Элин положила на рану марлевую салфетку и осторожными движениями вытирала кровь, а я снова нащупал его пульс. Он оказался несколько слабее, чем раньше.
– Ты знаешь, кто он? – спросила Элин, выпрямившись.
– Да, – ответил я уверенно. – Он говорил, что его зовут Грахам. Он член Департамента – работает вместе со Слейдом. Я взял в руки сген дабх и принялся его вытирать. – В данный момент мне хотелось бы знать, прибыл он сюда один или где‑то поблизости находятся его приятели. Мы представляем из себя отличную мишень.

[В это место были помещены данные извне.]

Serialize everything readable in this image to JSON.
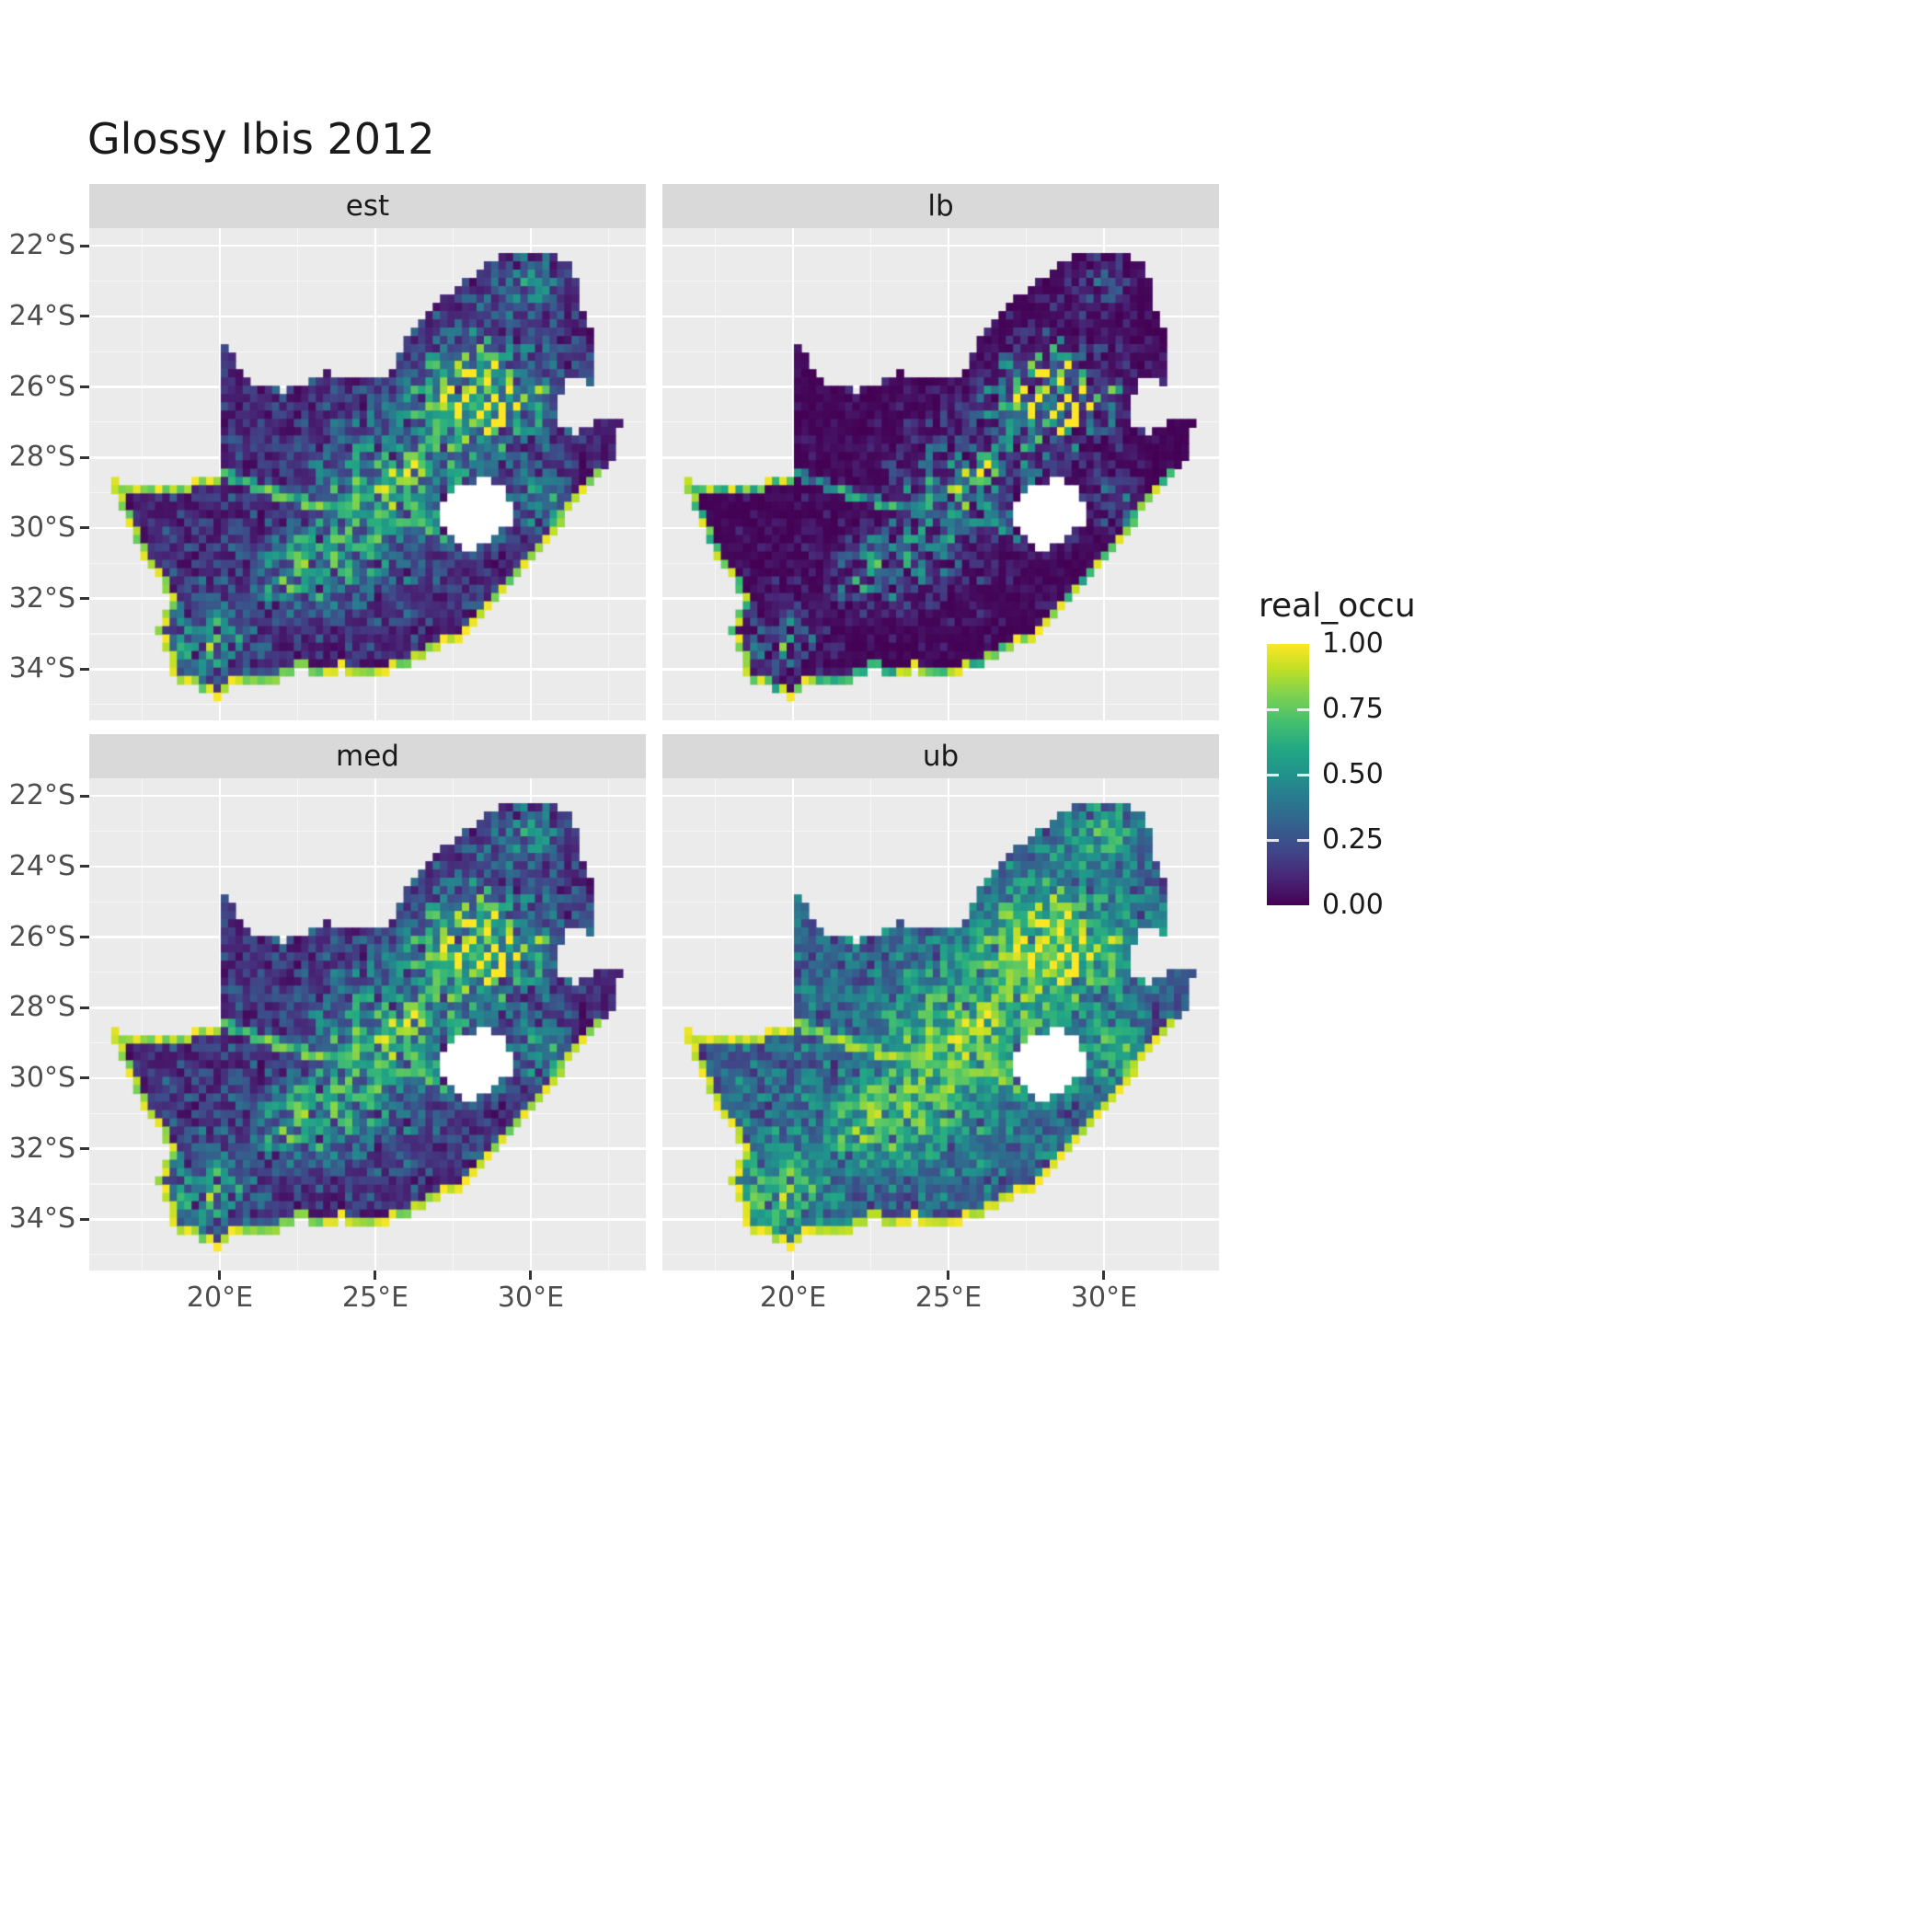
{
  "title": "Glossy Ibis 2012",
  "facets": [
    {
      "label": "est"
    },
    {
      "label": "lb"
    },
    {
      "label": "med"
    },
    {
      "label": "ub"
    }
  ],
  "axes": {
    "y_ticks": [
      "22°S",
      "24°S",
      "26°S",
      "28°S",
      "30°S",
      "32°S",
      "34°S"
    ],
    "y_values": [
      -22,
      -24,
      -26,
      -28,
      -30,
      -32,
      -34
    ],
    "x_ticks": [
      "20°E",
      "25°E",
      "30°E"
    ],
    "x_values": [
      20,
      25,
      30
    ]
  },
  "legend": {
    "title": "real_occu",
    "labels": [
      "1.00",
      "0.75",
      "0.50",
      "0.25",
      "0.00"
    ],
    "values": [
      1.0,
      0.75,
      0.5,
      0.25,
      0.0
    ]
  },
  "colors": {
    "panel_bg": "#ebebeb",
    "strip_bg": "#d9d9d9",
    "grid": "#ffffff",
    "axis_text": "#4d4d4d",
    "text": "#1a1a1a",
    "hole_fill": "#ffffff",
    "viridis": [
      "#440154",
      "#482475",
      "#414487",
      "#355f8d",
      "#2a788e",
      "#21918c",
      "#22a884",
      "#44bf70",
      "#7ad151",
      "#bddf26",
      "#fde725"
    ]
  },
  "chart_data": {
    "type": "heatmap",
    "title": "Glossy Ibis 2012",
    "variable": "real_occu",
    "palette": "viridis",
    "value_range": [
      0,
      1
    ],
    "legend_breaks": [
      0,
      0.25,
      0.5,
      0.75,
      1
    ],
    "facets": [
      "est",
      "lb",
      "med",
      "ub"
    ],
    "facet_layout": "2x2",
    "region": "South Africa quarter-degree occupancy raster; Lesotho shown as white hole; high occupancy band in the northeast interior (around 25-30E, 25-28S), moderate values through the central plateau and along the Orange/Vaal rivers, bright cells rimming the south and west coasts; lb darkest, ub brightest",
    "x_range_lon": [
      15.8,
      33.7
    ],
    "y_range_lat": [
      -35.45,
      -21.5
    ],
    "x_ticks_lon": [
      20,
      25,
      30
    ],
    "y_ticks_lat": [
      -22,
      -24,
      -26,
      -28,
      -30,
      -32,
      -34
    ],
    "cell_deg": 0.235,
    "facet_gamma": [
      1.0,
      1.9,
      0.9,
      0.52
    ],
    "hotspots": [
      [
        28.4,
        -26.3,
        2.0,
        1.4,
        0.95
      ],
      [
        25.6,
        -28.9,
        2.4,
        1.7,
        0.55
      ],
      [
        23.0,
        -31.2,
        2.3,
        1.2,
        0.42
      ],
      [
        19.6,
        -33.3,
        1.2,
        0.9,
        0.5
      ],
      [
        29.8,
        -23.1,
        1.1,
        0.8,
        0.3
      ],
      [
        30.5,
        -29.3,
        1.0,
        0.9,
        0.35
      ]
    ],
    "geometry": {
      "sa_outline": [
        [
          16.45,
          -28.6
        ],
        [
          17.35,
          -28.75
        ],
        [
          18.2,
          -28.85
        ],
        [
          19.0,
          -28.7
        ],
        [
          19.6,
          -28.5
        ],
        [
          19.98,
          -28.42
        ],
        [
          19.98,
          -24.77
        ],
        [
          20.35,
          -25.05
        ],
        [
          20.65,
          -25.45
        ],
        [
          20.9,
          -25.8
        ],
        [
          21.5,
          -26.05
        ],
        [
          22.1,
          -26.1
        ],
        [
          22.65,
          -25.95
        ],
        [
          23.3,
          -25.6
        ],
        [
          24.0,
          -25.65
        ],
        [
          24.75,
          -25.8
        ],
        [
          25.4,
          -25.7
        ],
        [
          25.9,
          -24.75
        ],
        [
          26.4,
          -24.3
        ],
        [
          26.9,
          -23.7
        ],
        [
          27.6,
          -23.2
        ],
        [
          28.3,
          -22.7
        ],
        [
          29.1,
          -22.2
        ],
        [
          29.7,
          -22.13
        ],
        [
          30.3,
          -22.3
        ],
        [
          31.3,
          -22.35
        ],
        [
          31.55,
          -23.5
        ],
        [
          31.9,
          -24.3
        ],
        [
          31.98,
          -25.5
        ],
        [
          31.9,
          -25.85
        ],
        [
          31.3,
          -25.72
        ],
        [
          30.95,
          -26.1
        ],
        [
          30.8,
          -26.6
        ],
        [
          30.95,
          -27.1
        ],
        [
          31.5,
          -27.3
        ],
        [
          32.1,
          -26.9
        ],
        [
          32.9,
          -26.86
        ],
        [
          32.55,
          -28.2
        ],
        [
          32.0,
          -28.8
        ],
        [
          31.3,
          -29.4
        ],
        [
          30.7,
          -30.2
        ],
        [
          30.0,
          -31.0
        ],
        [
          29.3,
          -31.65
        ],
        [
          28.6,
          -32.3
        ],
        [
          27.9,
          -33.05
        ],
        [
          27.1,
          -33.4
        ],
        [
          26.4,
          -33.75
        ],
        [
          25.65,
          -34.0
        ],
        [
          24.8,
          -34.2
        ],
        [
          24.0,
          -34.05
        ],
        [
          23.3,
          -34.1
        ],
        [
          22.55,
          -34.05
        ],
        [
          21.8,
          -34.35
        ],
        [
          21.0,
          -34.35
        ],
        [
          20.5,
          -34.45
        ],
        [
          20.0,
          -34.82
        ],
        [
          19.4,
          -34.6
        ],
        [
          18.85,
          -34.4
        ],
        [
          18.45,
          -34.1
        ],
        [
          18.35,
          -33.85
        ],
        [
          18.2,
          -33.35
        ],
        [
          17.95,
          -32.9
        ],
        [
          18.25,
          -32.55
        ],
        [
          18.3,
          -32.0
        ],
        [
          18.2,
          -31.55
        ],
        [
          17.7,
          -31.0
        ],
        [
          17.25,
          -30.4
        ],
        [
          16.95,
          -29.65
        ],
        [
          16.7,
          -29.15
        ]
      ],
      "lesotho_hole": [
        [
          27.05,
          -29.6
        ],
        [
          27.4,
          -29.05
        ],
        [
          27.95,
          -28.7
        ],
        [
          28.6,
          -28.6
        ],
        [
          29.15,
          -28.9
        ],
        [
          29.45,
          -29.35
        ],
        [
          29.3,
          -29.9
        ],
        [
          28.85,
          -30.25
        ],
        [
          28.2,
          -30.65
        ],
        [
          27.75,
          -30.55
        ],
        [
          27.35,
          -30.15
        ]
      ],
      "rivers": [
        [
          [
            16.5,
            -28.6
          ],
          [
            17.7,
            -28.72
          ],
          [
            18.9,
            -28.72
          ],
          [
            20.0,
            -28.45
          ],
          [
            21.0,
            -28.75
          ],
          [
            22.0,
            -29.1
          ],
          [
            23.2,
            -29.35
          ],
          [
            24.4,
            -29.6
          ],
          [
            25.4,
            -29.7
          ],
          [
            26.5,
            -29.9
          ],
          [
            27.1,
            -30.2
          ]
        ],
        [
          [
            23.9,
            -29.45
          ],
          [
            24.8,
            -29.05
          ],
          [
            25.7,
            -28.55
          ],
          [
            26.4,
            -27.9
          ],
          [
            26.9,
            -27.35
          ],
          [
            27.6,
            -26.9
          ]
        ]
      ]
    }
  }
}
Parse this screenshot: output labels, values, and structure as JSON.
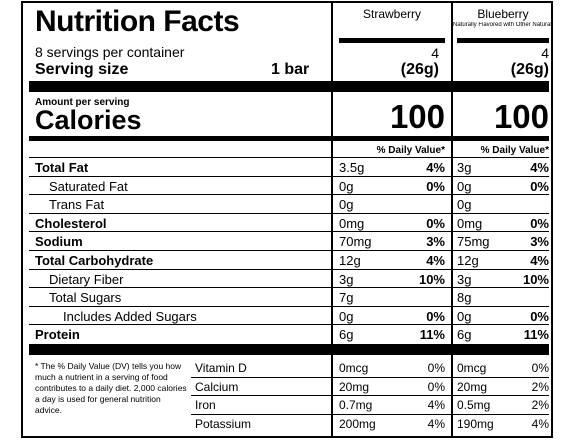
{
  "title": "Nutrition Facts",
  "servings_per_container": "8 servings per container",
  "serving_size_label": "Serving size",
  "serving_size_value": "1 bar",
  "amount_per_serving": "Amount per serving",
  "calories_label": "Calories",
  "dv_header": "% Daily Value*",
  "products": [
    {
      "name": "Strawberry",
      "subtitle": "",
      "servings": "4",
      "weight": "(26g)",
      "calories": "100",
      "nutrients": [
        {
          "amount": "3.5g",
          "dv": "4%"
        },
        {
          "amount": "0g",
          "dv": "0%"
        },
        {
          "amount": "0g",
          "dv": ""
        },
        {
          "amount": "0mg",
          "dv": "0%"
        },
        {
          "amount": "70mg",
          "dv": "3%"
        },
        {
          "amount": "12g",
          "dv": "4%"
        },
        {
          "amount": "3g",
          "dv": "10%"
        },
        {
          "amount": "7g",
          "dv": ""
        },
        {
          "amount": "0g",
          "dv": "0%"
        },
        {
          "amount": "6g",
          "dv": "11%"
        }
      ],
      "vitamins": [
        {
          "amount": "0mcg",
          "dv": "0%"
        },
        {
          "amount": "20mg",
          "dv": "0%"
        },
        {
          "amount": "0.7mg",
          "dv": "4%"
        },
        {
          "amount": "200mg",
          "dv": "4%"
        }
      ]
    },
    {
      "name": "Blueberry",
      "subtitle": "Naturally Flavored with Other Natural Flavors",
      "servings": "4",
      "weight": "(26g)",
      "calories": "100",
      "nutrients": [
        {
          "amount": "3g",
          "dv": "4%"
        },
        {
          "amount": "0g",
          "dv": "0%"
        },
        {
          "amount": "0g",
          "dv": ""
        },
        {
          "amount": "0mg",
          "dv": "0%"
        },
        {
          "amount": "75mg",
          "dv": "3%"
        },
        {
          "amount": "12g",
          "dv": "4%"
        },
        {
          "amount": "3g",
          "dv": "10%"
        },
        {
          "amount": "8g",
          "dv": ""
        },
        {
          "amount": "0g",
          "dv": "0%"
        },
        {
          "amount": "6g",
          "dv": "11%"
        }
      ],
      "vitamins": [
        {
          "amount": "0mcg",
          "dv": "0%"
        },
        {
          "amount": "20mg",
          "dv": "2%"
        },
        {
          "amount": "0.5mg",
          "dv": "2%"
        },
        {
          "amount": "190mg",
          "dv": "4%"
        }
      ]
    }
  ],
  "nutrients": [
    {
      "label": "Total Fat",
      "bold": true
    },
    {
      "label": "Saturated Fat",
      "bold": false
    },
    {
      "label": "Trans Fat",
      "bold": false
    },
    {
      "label": "Cholesterol",
      "bold": true
    },
    {
      "label": "Sodium",
      "bold": true
    },
    {
      "label": "Total Carbohydrate",
      "bold": true
    },
    {
      "label": "Dietary Fiber",
      "bold": false
    },
    {
      "label": "Total Sugars",
      "bold": false
    },
    {
      "label": "Includes Added Sugars",
      "bold": false
    },
    {
      "label": "Protein",
      "bold": true
    }
  ],
  "vitamin_labels": [
    "Vitamin D",
    "Calcium",
    "Iron",
    "Potassium"
  ],
  "footnote": "* The % Daily Value (DV) tells you how much a nutrient in a serving of food contributes to a daily diet. 2,000 calories a day is used for general nutrition advice."
}
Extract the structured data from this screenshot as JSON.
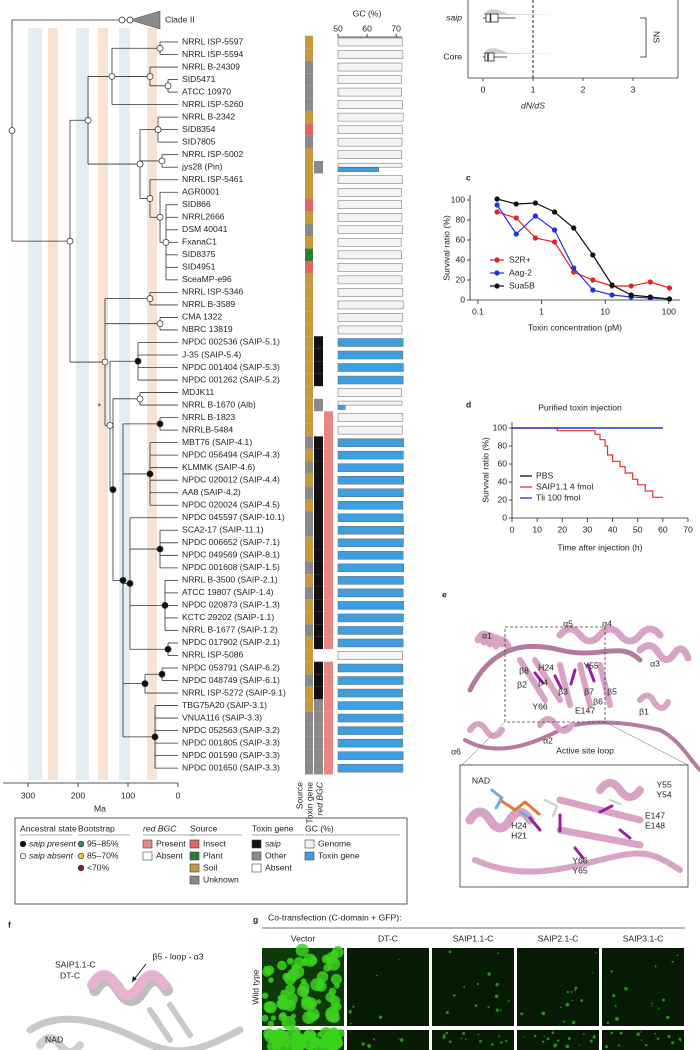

Поднявшись на ноги, я вернулся к деревьям, где занялся поисками винтовки Грахама. Я нашел ее и принес обратно к "лендроверу"; это был автоматический карабин ремингтон с магазином на шесть патронов тридцатого калибра – хорошее оружие для убийства. Короткий ствол, не сковывающий быстрых движений, высокая скорострельность – пять прицельных выстрелов за пять секунд, – и пуля с весом и скоростью достаточными для того, чтобы поразить человека насмерть, не дав ему упасть на землю. Я передернул затвор и поймал выскочивший патрон. Он имел обычную мягкую пулю охотничьего типа, рассчитанную на то, чтобы расплющиваться при попадании в цель. Элин сильно повезло.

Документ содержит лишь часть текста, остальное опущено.